Sabtu, 14 Mei 2011

Imajinasi


Saya kurang paham dengan apa yang menjadi kelebihan saya. Beberapa teman dekat menganggap saya orangnya angin-anginan. Sebentar senang hal baru, beberapw waktu kemudian beralih pada kesenangan yang lainnya.Moody.

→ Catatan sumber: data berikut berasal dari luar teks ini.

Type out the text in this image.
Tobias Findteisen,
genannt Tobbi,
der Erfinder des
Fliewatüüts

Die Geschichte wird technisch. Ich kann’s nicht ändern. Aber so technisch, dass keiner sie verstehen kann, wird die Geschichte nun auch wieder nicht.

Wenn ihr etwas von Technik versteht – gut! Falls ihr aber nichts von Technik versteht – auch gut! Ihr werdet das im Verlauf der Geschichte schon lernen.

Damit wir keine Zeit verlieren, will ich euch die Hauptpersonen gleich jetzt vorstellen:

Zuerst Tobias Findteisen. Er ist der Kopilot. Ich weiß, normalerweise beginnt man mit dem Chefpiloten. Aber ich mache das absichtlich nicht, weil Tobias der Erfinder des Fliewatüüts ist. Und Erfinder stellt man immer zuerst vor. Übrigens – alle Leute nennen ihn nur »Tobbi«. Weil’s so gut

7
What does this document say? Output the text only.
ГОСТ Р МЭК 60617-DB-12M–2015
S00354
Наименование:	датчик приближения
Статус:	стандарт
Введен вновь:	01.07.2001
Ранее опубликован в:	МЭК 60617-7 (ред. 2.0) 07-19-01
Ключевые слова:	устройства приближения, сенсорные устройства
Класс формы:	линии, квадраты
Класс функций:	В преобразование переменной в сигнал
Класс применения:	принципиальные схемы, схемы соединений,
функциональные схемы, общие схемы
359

Kebiasaan moody itu terbawa pada hari-hari saya, tapi tidak ketika saya menghadapi orang atau berkomunikasi. Kadang saya bangun dan masih bermalasan walaupun jam sudah menunjukkan pukul 08.30 atau pukul 09.00 WIB.Tubuh rasanya malas sekali untuk mandi, bahkan malas berangkat kerja.Mood saya baru tergerak ketika mendengarkan musik beberapa kali atau musik yang menghentak sampai saya benar-benar 'terbangun'. Sebaliknya, kalau sedang rajin, saya bisa menginap di kantor, bahkan sampai seminggu tidak pulang. Perlengkapan baju ganti dan mandi memang sengaja dipersiapkan.

Di kantor, saya juga selalu mengalami kendala konsentrasi ketika mengawali kerja. Biasanya setengah jam di awal atau lebih, dihabiskan untuk browsing hal-hal yang sifatnya fun dan tidak membuat stress. Baru setelah itu, saya bisa mulai mengerjakan hal-hal yang berhubungan dengan pekerjaan.

Waktu berkuliah atau bersekolah dulu, saya merasakan tidak pernah menjadi se-moody ini. Bahkan, dulu waktu sekolah, saya paling rajin datang dan pulang ke sekolah. Kuliah juga rajin-rajin juga. Kalaupun bolos, paling karena saya sedang ada kegiatan lain.

Mungkin, kondisi fisik saya (obesitas) tidak baik saat ini sehingga sering malas. Tapi saya juga berkesimpulan bahwa ini karena matinya imajinasi. Ya, imajinasi.

Itu yang menjadi kelebihan atau mungkin kekurangan saya. Saya suka berimajinasi. Makanya, saya senang membuat karya fiksi, walau waktunya kadang tidak ada.

Dalam bekerja, imajinasi saya seperti mati. Saya memang tidak bekerja di sebuah perusahaan swasta yang punya jam kerja dan aturan yang ketat. Saya bekerja di sebuah NGO yang mengandalkan pelaksanaan intervensi sosial. Merubah keadaan lebih baik. Tapi saya merasa imajinasi saya mati karena tekanan-tekanan dalam pekerjaan yang membuat keadaan tidak sadar saya muncul dan menyeruak di tengah kebosanan itu.

Saya menemukan kebosanan mendalam dengan kata-kata. Saya merasa kata-kata terbaik adalah kata-kata yang keluar dari dalam diri sendiri. Suara hati, atau aspirasi.

Kata-kata di kantor itu sekarang layaknya seperti jargon. Saya lelah dicuci otak. Saya harus mengikuti penalaran dari lingkungan kerja saya, karena ini pakem yang biasa dilakukan. Padahal, saya biasa menulis apa yang ingin saya tulis, yang ingin saya goreskan sesuai penalaran saya.

Saya tidak bisa dibentuk. Saya mengerjakan sesuatu dengan passion atau gairah. Jika tidak ada gairah itu, tentunya saya menjadi ogah-ogahan. Dan semakin lama saya mengetahui sekeliling saya, saya semakin pesimis. Bahwa dunia tidak secerah yang kita lihat.

Tapi manusia adalah paradoks. Dalam kesuraman ini, saya butuh sebuah harapan dan kecerahan. Dan saya tidak melihat itu dalam pekerjaan saya. Saya semakin merasa pesimis, karena memang kenyataannya suram.

Imajinasi ini harus tumbuh kembali dan optimisme harus ditumbuhkan. Kalau terlalu pesimis, bisa habis dunia saya. Kalau terlalu optimis, saya lupa akan diri saya.

Ada hal yang saya harapkan bisa melingkupi imajinasi saya : keseimbangan. Karena saya mempercayai filsafat Timur mengenai keseimbangan.